When I realized what was happening, my panic took over and I rushed to the soldier to tell him to leave us with our mother, but he wasn’t having it. Across the hall was another room with another Arab family, including one older woman. When she saw what was happening she told me to sit down, and not to worry. I couldn’t see how I wasn’t going to worry when I was suddenly in charge of caring for my two-year-old sister, my five-year-old brother and my nine- and 10-year-old sisters. I was only 11 at the time.
We sat there for four hours waiting for my mom, but it felt like a lifetime. No one would tell me where she was, or what we were waiting for.
My siblings, especially the younger ones, wreaked havoc on the area we were waiting in. They screamed, cried, complained about hunger and even decided they needed to use the restroom. At first, I did what I was taught, which was to subdue my siblings into listening to me and behaving, but after an hour of doing that, they just stopped caring. The panic I had been keeping down, finally surfaced and I began to beg every Israeli soldier who passed by me to tell me where my mother was, to no avail. My younger sibling took this advantage to walk out of the room and go on an adventure and I just stood there watching them go from room to room looking for something interesting to do. I had reached my limit, it seemed that we were going to be there all day.
Finally my mom was led back to us and we all took a sigh of relief, especially when she told us that we could finally leave the airport. That day I decided that I was never going to go through the Tel Aviv airport again.
Yes, the Israelis eventually allowed the family to enter the country. But that’s not the point. Not only were these children subjected to discriminatory policies, they went through a frightening experience just because they’re Palestinian. Unsurprisingly, their American passports did not provide them any protection. To Israel, a Palestinian is a Palestinian — regardless of their age or nationality.
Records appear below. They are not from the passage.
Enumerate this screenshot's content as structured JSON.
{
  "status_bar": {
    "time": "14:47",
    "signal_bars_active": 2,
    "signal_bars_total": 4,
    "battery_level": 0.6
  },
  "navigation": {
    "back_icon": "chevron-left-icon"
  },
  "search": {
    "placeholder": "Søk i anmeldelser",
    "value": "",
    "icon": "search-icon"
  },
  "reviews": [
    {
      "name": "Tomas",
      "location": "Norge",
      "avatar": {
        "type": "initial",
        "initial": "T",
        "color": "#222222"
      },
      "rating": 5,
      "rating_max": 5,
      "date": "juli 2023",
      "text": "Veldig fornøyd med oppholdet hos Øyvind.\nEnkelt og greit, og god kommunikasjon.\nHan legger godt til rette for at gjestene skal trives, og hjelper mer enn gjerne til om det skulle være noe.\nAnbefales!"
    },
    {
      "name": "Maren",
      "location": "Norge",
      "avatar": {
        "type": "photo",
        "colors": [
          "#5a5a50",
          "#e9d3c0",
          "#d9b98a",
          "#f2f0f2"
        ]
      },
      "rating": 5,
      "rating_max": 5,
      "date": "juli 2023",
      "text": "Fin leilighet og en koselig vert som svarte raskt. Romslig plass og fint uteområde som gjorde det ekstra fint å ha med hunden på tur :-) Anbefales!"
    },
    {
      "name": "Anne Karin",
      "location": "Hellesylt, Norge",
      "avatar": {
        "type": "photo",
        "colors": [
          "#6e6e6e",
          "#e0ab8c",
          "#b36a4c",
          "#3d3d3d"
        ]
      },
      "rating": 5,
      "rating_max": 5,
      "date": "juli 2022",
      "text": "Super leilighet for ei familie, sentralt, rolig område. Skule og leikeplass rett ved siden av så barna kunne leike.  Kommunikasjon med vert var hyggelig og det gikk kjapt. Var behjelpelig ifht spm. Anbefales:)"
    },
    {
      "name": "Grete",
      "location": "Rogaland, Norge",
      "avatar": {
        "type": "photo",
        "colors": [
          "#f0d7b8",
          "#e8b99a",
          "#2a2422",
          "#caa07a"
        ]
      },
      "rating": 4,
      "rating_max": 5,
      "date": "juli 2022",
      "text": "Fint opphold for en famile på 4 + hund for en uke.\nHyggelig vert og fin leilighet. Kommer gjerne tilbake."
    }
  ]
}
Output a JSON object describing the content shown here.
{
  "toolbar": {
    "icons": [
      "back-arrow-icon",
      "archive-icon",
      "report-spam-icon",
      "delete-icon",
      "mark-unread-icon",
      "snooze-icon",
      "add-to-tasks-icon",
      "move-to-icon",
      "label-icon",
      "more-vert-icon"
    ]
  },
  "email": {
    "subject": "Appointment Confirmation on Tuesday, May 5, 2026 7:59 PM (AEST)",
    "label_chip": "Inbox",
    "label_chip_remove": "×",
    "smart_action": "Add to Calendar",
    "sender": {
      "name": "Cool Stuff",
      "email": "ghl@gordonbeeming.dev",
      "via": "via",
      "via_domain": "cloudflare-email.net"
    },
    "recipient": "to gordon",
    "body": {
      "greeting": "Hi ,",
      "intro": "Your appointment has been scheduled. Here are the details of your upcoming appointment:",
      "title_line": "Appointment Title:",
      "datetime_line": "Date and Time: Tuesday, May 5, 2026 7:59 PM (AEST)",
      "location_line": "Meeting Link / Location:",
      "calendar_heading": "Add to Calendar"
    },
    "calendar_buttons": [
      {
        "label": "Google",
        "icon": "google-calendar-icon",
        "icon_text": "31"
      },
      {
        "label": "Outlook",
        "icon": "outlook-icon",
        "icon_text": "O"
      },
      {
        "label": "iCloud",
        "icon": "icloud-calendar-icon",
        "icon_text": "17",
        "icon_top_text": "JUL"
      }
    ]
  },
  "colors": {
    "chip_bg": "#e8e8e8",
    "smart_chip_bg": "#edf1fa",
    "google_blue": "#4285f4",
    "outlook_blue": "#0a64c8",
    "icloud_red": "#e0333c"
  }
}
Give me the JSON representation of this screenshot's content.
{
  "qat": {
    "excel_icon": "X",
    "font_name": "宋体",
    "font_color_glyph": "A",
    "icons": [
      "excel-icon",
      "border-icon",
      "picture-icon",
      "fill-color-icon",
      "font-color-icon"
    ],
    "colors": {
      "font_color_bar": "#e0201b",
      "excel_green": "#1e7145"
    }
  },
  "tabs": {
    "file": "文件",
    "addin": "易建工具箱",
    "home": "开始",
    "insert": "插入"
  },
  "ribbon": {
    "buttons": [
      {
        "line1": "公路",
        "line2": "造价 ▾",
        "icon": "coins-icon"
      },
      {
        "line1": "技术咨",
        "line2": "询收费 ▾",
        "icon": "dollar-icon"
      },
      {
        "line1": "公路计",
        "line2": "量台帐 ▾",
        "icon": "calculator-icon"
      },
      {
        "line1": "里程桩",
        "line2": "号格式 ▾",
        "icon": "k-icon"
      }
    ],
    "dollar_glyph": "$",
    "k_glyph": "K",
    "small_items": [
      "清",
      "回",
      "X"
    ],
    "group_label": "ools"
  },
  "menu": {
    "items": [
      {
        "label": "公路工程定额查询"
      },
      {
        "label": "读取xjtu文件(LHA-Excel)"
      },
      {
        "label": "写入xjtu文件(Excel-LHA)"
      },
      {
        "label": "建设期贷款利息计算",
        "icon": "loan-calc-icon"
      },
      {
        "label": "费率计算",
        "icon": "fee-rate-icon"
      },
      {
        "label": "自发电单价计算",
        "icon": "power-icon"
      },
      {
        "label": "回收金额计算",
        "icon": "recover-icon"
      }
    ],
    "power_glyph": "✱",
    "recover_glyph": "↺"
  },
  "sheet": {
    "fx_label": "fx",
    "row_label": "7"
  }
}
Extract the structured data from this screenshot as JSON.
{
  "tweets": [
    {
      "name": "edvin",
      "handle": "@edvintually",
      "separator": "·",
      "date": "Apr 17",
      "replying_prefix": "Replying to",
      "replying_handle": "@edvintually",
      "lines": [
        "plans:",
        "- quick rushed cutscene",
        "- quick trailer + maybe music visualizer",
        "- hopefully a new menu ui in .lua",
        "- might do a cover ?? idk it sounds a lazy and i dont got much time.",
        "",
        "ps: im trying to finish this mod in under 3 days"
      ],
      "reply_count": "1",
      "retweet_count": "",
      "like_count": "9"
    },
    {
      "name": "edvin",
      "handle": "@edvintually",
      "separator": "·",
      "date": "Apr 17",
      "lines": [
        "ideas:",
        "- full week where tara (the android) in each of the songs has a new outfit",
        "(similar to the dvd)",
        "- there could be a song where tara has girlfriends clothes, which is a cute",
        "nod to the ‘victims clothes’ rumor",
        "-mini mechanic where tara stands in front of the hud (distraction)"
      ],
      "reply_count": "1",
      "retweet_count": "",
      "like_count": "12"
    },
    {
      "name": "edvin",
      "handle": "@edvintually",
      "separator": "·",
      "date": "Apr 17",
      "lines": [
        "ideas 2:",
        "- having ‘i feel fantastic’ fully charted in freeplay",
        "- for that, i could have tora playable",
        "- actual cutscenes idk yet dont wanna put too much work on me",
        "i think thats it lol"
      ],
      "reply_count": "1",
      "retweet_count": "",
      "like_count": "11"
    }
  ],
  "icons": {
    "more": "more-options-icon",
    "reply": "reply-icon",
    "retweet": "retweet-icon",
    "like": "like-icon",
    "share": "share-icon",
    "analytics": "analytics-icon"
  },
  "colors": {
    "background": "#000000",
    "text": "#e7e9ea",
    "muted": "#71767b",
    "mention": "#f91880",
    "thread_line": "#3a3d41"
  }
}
My student’s story is also a reminder that the occupation of Palestinian land is not just about arbitrary arrests and imprisonment and death and the violation of freedom of movement. It’s also about the smaller indignities, like a child being separated from her mother at the airport; like not being able to use the restroom; like being corralled into a room, even if one is eventually released. And, eight years later, my student’s reaction to and memory of these “smaller indignities” actually remind that there is no such thing as a small indignity.